Building Raised Beds
Thinking of starting a garden? Perhaps using raised beds?
We've helped quite a few neighbors and friends build raised bed gardens similar to ours over the past year or two. We use raised beds for the many advantages they provide - the ability to grow more in smaller spaces, the ease of keeping weeds out as they are not flush with the rest of the yard / lawn / ground, the ease of working with the soil because you don't have to bend down as far, and the ability to better control the soil in the beds - keeping it turned and loose plus filled with nutrients. There is also the advantage, for those with limited space, to at least have a garden of some type. Overall It's just a more controlled environment.
If you are thinking of starting a raised bed garden, now is a great time to plan and build, and if you get started soon enough, you can even get in veggies for the short fall growing season. You could also get the beds built and soil and compost in - gearing up and getting ready for 2016!
Here are a few things to consider when planning your raised bed gardens.

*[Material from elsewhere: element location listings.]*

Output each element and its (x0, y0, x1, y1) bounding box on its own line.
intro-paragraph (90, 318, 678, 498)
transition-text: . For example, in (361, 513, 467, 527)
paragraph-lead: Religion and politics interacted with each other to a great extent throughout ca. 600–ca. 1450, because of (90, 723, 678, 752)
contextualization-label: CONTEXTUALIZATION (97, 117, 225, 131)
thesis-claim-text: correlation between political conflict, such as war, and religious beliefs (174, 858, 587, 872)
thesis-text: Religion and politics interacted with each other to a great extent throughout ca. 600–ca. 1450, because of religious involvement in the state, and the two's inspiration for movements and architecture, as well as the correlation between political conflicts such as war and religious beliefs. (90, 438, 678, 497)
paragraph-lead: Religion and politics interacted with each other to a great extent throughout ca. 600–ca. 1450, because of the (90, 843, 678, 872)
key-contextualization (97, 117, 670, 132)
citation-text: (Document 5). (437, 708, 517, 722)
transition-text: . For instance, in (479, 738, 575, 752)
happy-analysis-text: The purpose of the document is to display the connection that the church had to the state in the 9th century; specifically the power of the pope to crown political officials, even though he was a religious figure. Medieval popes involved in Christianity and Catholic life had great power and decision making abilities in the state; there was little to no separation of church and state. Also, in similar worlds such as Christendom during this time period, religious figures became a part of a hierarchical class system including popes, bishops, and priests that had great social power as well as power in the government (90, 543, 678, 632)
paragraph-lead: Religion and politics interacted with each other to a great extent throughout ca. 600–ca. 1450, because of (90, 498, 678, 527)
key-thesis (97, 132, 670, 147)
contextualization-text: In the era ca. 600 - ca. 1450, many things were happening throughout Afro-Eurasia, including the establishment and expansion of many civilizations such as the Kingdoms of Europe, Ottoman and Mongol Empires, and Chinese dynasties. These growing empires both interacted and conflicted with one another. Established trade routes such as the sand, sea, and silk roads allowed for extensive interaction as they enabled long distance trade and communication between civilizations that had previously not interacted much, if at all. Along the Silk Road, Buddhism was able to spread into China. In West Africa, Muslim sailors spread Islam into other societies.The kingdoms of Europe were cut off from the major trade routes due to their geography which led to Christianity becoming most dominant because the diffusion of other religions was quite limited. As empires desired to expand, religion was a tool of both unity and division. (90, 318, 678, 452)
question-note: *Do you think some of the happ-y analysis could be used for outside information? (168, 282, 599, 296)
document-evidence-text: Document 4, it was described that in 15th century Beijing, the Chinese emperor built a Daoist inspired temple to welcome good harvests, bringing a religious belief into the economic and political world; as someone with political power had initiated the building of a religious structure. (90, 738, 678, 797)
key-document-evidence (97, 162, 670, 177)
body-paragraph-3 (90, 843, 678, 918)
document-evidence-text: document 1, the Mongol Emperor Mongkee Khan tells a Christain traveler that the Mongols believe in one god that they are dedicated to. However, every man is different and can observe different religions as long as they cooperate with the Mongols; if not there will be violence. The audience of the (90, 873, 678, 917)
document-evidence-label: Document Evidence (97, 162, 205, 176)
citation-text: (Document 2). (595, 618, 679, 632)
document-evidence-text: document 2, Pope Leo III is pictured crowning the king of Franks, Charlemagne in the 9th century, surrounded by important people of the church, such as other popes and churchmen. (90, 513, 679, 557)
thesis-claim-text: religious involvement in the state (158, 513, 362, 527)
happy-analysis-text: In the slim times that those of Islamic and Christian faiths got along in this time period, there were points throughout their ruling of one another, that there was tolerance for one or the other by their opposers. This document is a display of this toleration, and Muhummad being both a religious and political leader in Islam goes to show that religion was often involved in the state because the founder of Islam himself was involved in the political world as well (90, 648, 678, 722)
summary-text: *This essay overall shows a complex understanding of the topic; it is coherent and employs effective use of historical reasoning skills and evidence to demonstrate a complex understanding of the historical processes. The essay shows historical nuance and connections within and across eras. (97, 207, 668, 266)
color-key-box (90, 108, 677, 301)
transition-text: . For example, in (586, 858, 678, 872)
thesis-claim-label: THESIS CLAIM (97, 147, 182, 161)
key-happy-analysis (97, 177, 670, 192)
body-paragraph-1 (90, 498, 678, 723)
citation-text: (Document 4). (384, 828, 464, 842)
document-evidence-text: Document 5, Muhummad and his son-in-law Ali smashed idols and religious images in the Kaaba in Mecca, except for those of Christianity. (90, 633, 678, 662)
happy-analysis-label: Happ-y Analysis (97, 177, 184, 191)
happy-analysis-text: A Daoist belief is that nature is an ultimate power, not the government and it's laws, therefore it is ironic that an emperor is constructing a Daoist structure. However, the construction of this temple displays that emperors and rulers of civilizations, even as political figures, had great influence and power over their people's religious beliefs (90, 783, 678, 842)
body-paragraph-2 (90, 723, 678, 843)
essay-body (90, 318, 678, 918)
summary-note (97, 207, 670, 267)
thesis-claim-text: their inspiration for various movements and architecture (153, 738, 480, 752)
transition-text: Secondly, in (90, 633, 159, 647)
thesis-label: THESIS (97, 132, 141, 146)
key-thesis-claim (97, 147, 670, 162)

**Like any garden...SUN. Where does the sun travel across your yard or space? You'll want as much as possible. Almost all the food you'll want to grow will want as much sun exposure as possible. MInimally 6 hours per day, ideally 8 or more.
**Bed sizes and shapes. Your options are unlimited, but we do have some suggestings for ease of use. We build our beds 3' wide and have at least 3' in between them. These sizes can vary if you wish, there is on "one way" to do things, but the space between gives plenty of space to move around and work the beds plus room so that one bed won't shadow the next during the day. The width of the beds also makes weeding and tending easy. Any wider and getting to the middle, especially once the plants have grown and are at their peak.
**Bed height. We built our beds 24" high. Using two 2x12 yellow pine boards. Our beds are built over a concrete pad that once was parking for our home. Because of this we wanted to give plenty of room for roots to grow before hitting a solid surface and also allow for drainage. You don't have to go this high. I'd recommend building at least 10-12" high BUT if you want to go 24" or so it also makes working the beds easier! Once again, not bending over and down as far.
**Filling the beds / soil. Because we built higher we did the first 10 - 12" with chipped wood. A friend has a landscaping and tree service company and brought a load of chipped hardwood. This allows are beds to drain and also saved us quite a bit of money over buying twice as much compost or soil. Over time this chipped wood breaks down and the beds (regardless and every year by the way) will compact and the height of the soil will diminish. They need refilling and work between each season. Above the chipped wood we added compost and good soil until the beds were full. Again, we add every year as the components break down (and you'd do this anyway to add nutriets as the soil you have gets stripped by the growing season). We also leave some beds unplanted during the fall and winter and pile leaves from the trees around us to the beds - these slowly break down over the months and by spring have turned into soil - which we then turn under into the beds.
**Materials. We use untreated yellow pine. It's easy to find at any lumber yard or big-box home improvement store. You don't want treated wood - it's chemically treated - or at least we don't. I've read where some claim what they treat it with these days won't affect your food. Why take the chance? Treated wood will last longer, but pine isn't terribly expensive and our beds in other places have lasted well over 4 or 5 years with replacing a couple areas here and there but very little. You can also choose untreated cedar - it's more expensive but will last a good bit longer. It is a bit harder to find - not on the shelves of most retailers.
Once the beds are built and filled they are ready to be planted. Choose for the season, plant according to directions though we mix a lot of stuff in each bed to maximize their yeild.